Pretty much nothing. But he never planned on doing anything other than getting their votes. They were, and are, a means to an end. The end being power. Its the game of electoral politics since the days of ancient Athens.

Posted by: walter at June 10, 2004 12:06 AM

Perhaps useful: Jack White's Time article "Lott, Reagan and Republican Racism," Steven Hayward's National Review article Reagan, Lott, and Race Baiting" and Kevin Baker's Harper's review "The magic Reagan: more misguided arguments for his greatness"

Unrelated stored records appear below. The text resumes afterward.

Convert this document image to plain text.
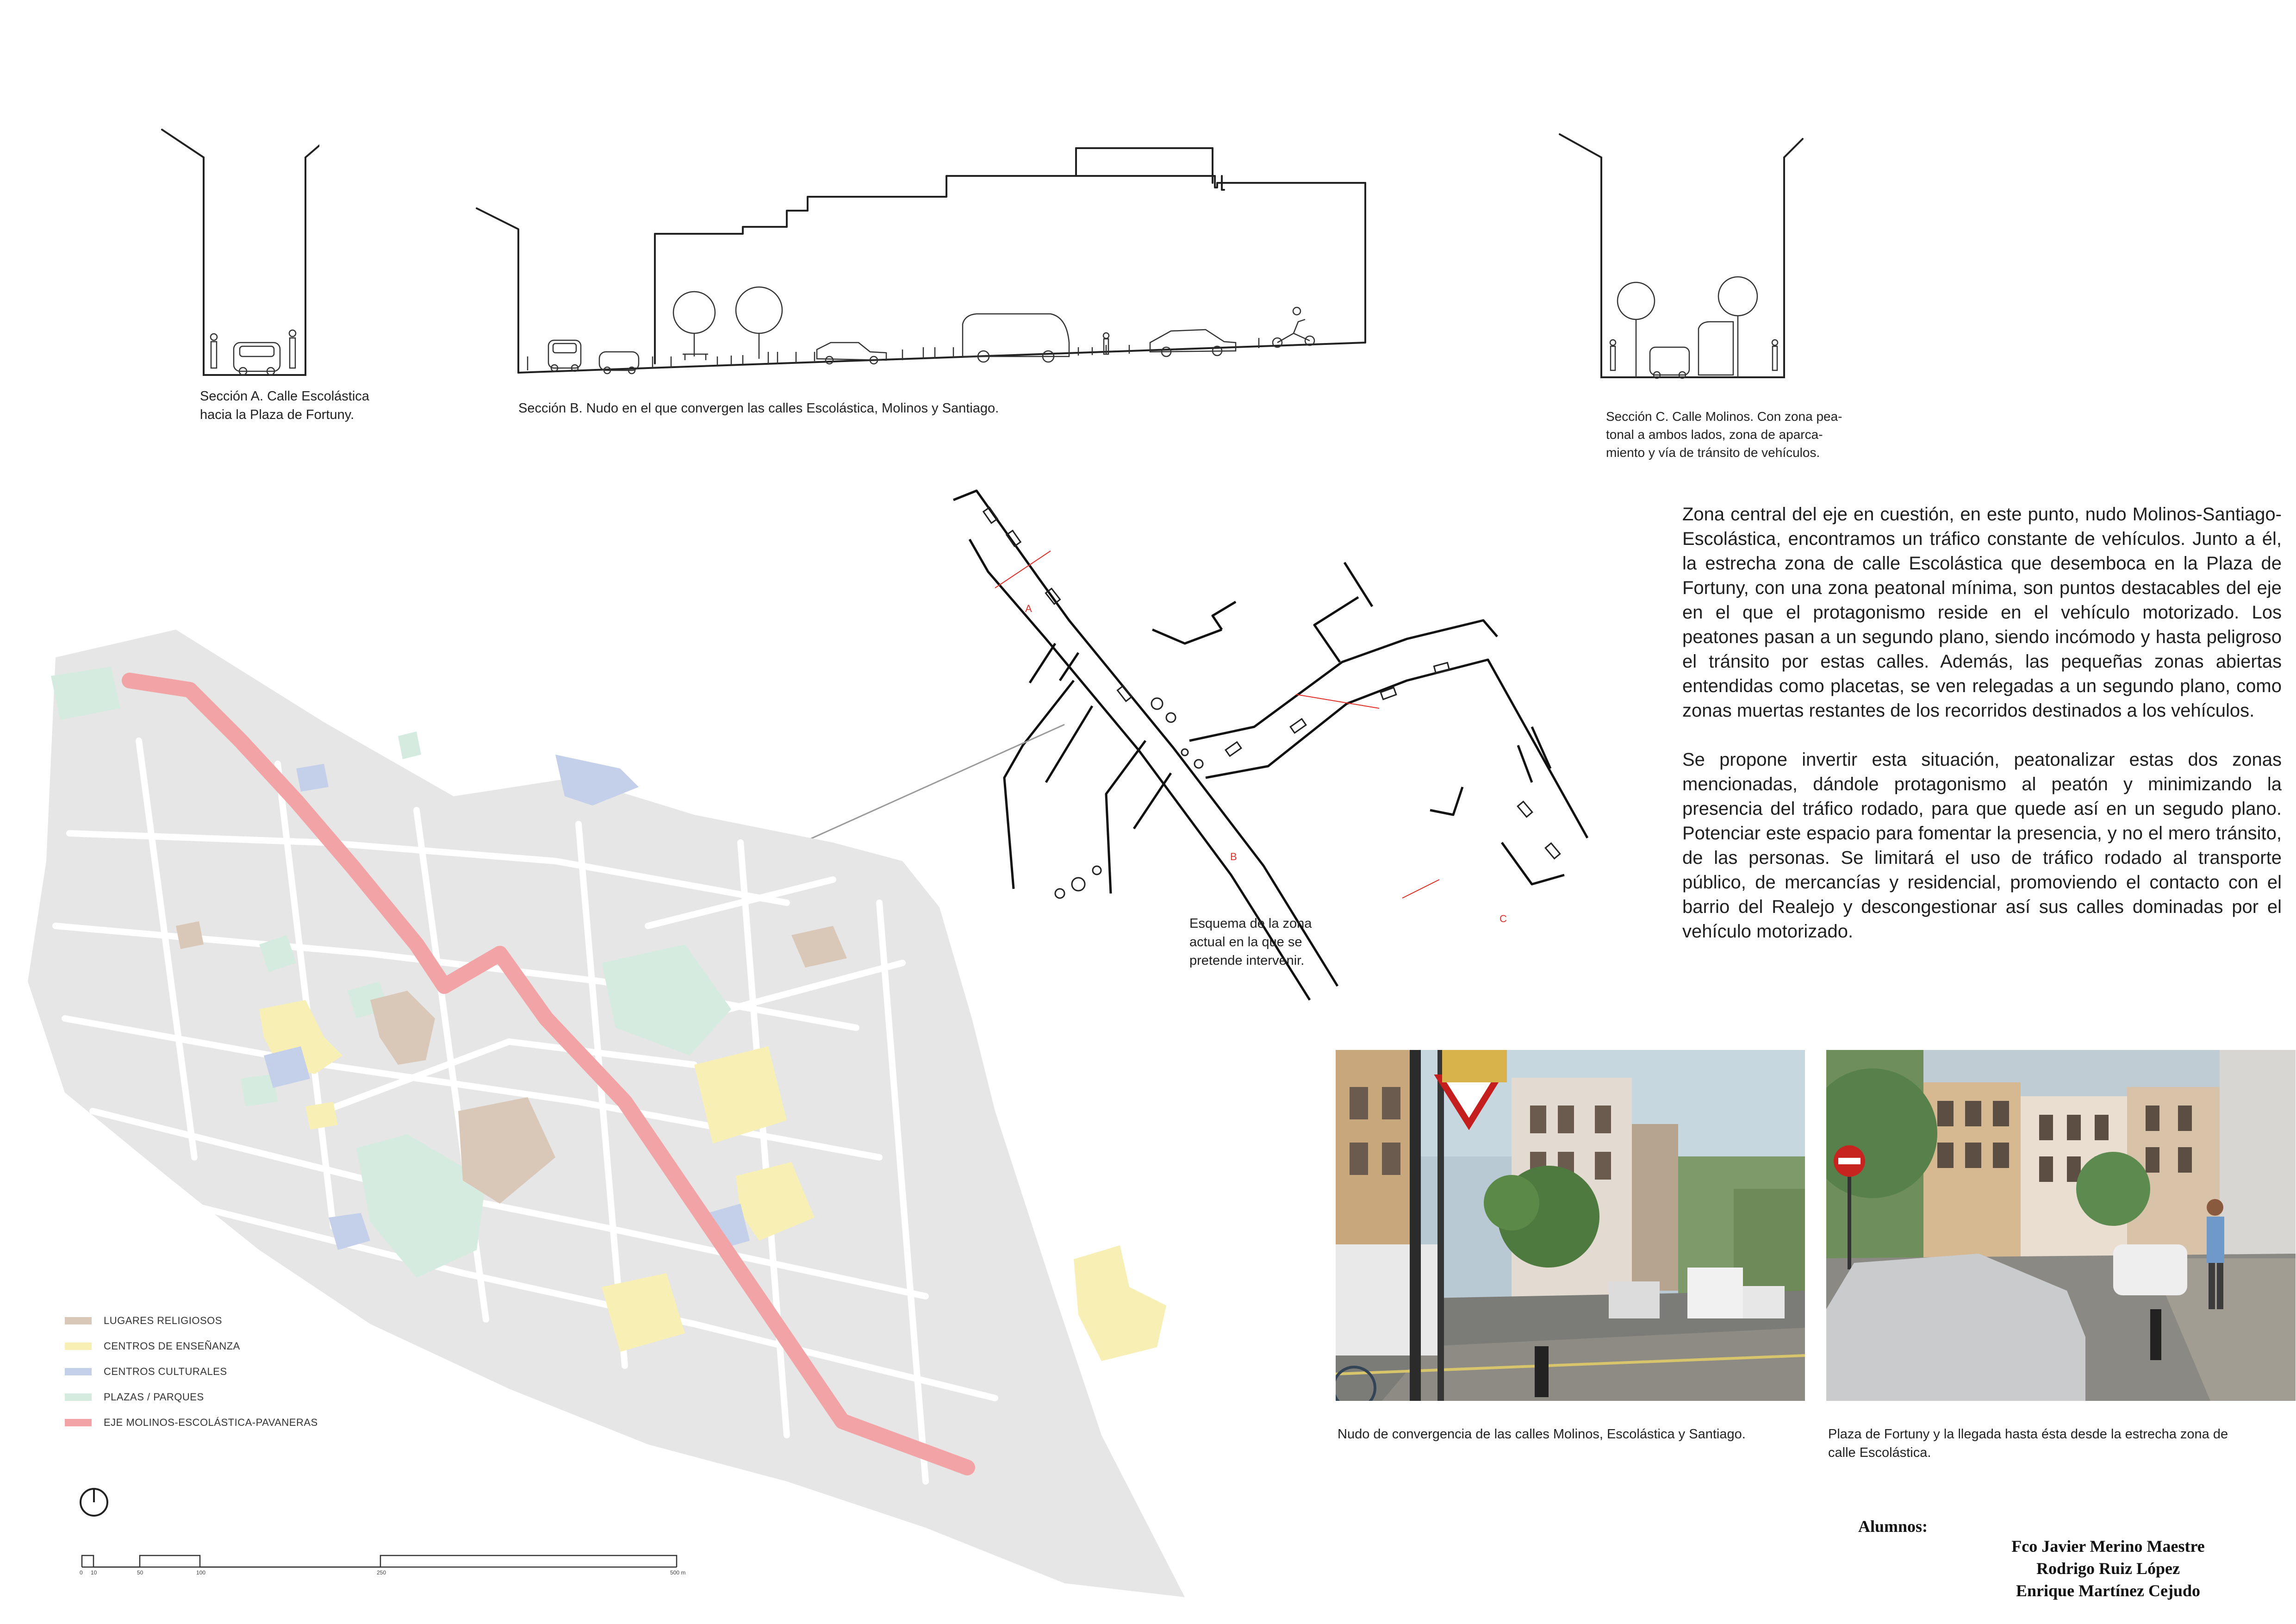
Sección A. Calle Escolástica
hacia la Plaza de Fortuny.	Sección B. Nudo en el que convergen las calles Escolástica, Molinos y Santiago.
Sección C. Calle Molinos. Con zona pea-
tonal a ambos lados, zona de aparca-
miento y vía de tránsito de vehículos.
A
B
C
Esquema de la zona
actual en la que se
pretende intervenir.

Zona central del eje en cuestión, en este punto, nudo Molinos-Santiago-Escolástica, encontramos un tráfico constante de vehículos. Junto a él, la estrecha zona de calle Escolástica que desemboca en la Plaza de Fortuny, con una zona peatonal mínima, son puntos destacables del eje en el que el protagonismo reside en el vehículo motorizado. Los peatones pasan a un segundo plano, siendo incómodo y hasta peligroso el tránsito por estas calles. Además, las pequeñas zonas abiertas entendidas como placetas, se ven relegadas a un segundo plano, como zonas muertas restantes de los recorridos destinados a los vehículos.

Se propone invertir esta situación, peatonalizar estas dos zonas mencionadas, dándole protagonismo al peatón y minimizando la presencia del tráfico rodado, para que quede así en un segudo plano. Potenciar este espacio para fomentar la presencia, y no el mero tránsito, de las personas. Se limitará el uso de tráfico rodado al transporte público, de mercancías y residencial, promoviendo el contacto con el barrio del Realejo y descongestionar así sus calles dominadas por el vehículo motorizado.

LUGARES RELIGIOSOS
CENTROS DE ENSEÑANZA
CENTROS CULTURALES
PLAZAS / PARQUES
EJE MOLINOS-ESCOLÁSTICA-PAVANERAS
0 10	50	100	250	500 m
Nudo de convergencia de las calles Molinos, Escolástica y Santiago.	Plaza de Fortuny y la llegada hasta ésta desde la estrecha zona de
calle Escolástica.
Alumnos:
Fco Javier Merino Maestre
Rodrigo Ruiz López
Enrique Martínez Cejudo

Posted by: George at June 10, 2004 01:34 AM

What did Reagan do? He significantly reduced revenue sharing with cities, believing that cities are creations of the state and that it was up to the states to take care of them. States rights. He was the first President to pick opponents of civil rights to head civil rights agencies. Clarence Thomas at the EEOC for example. Remember that most civil rights legislation is based on fed oversight. We know how many cases Thomas sees under his watch, and how high the burden becomes. Reagan also appoints a significant number of ultra-conservative judges to the federal bench, judges who, in sum, were loathe to acknowledge the existence of racism...largely because of their support for states rights and the individualist ideology that comes with it.

How did the Klan benefit? Indirectly, I'm thinking that members of the Klan felt more "American" and didn't feel as subjugated because of their race. Directly David Duke rides to power on a wave of Reaganesque sentiment.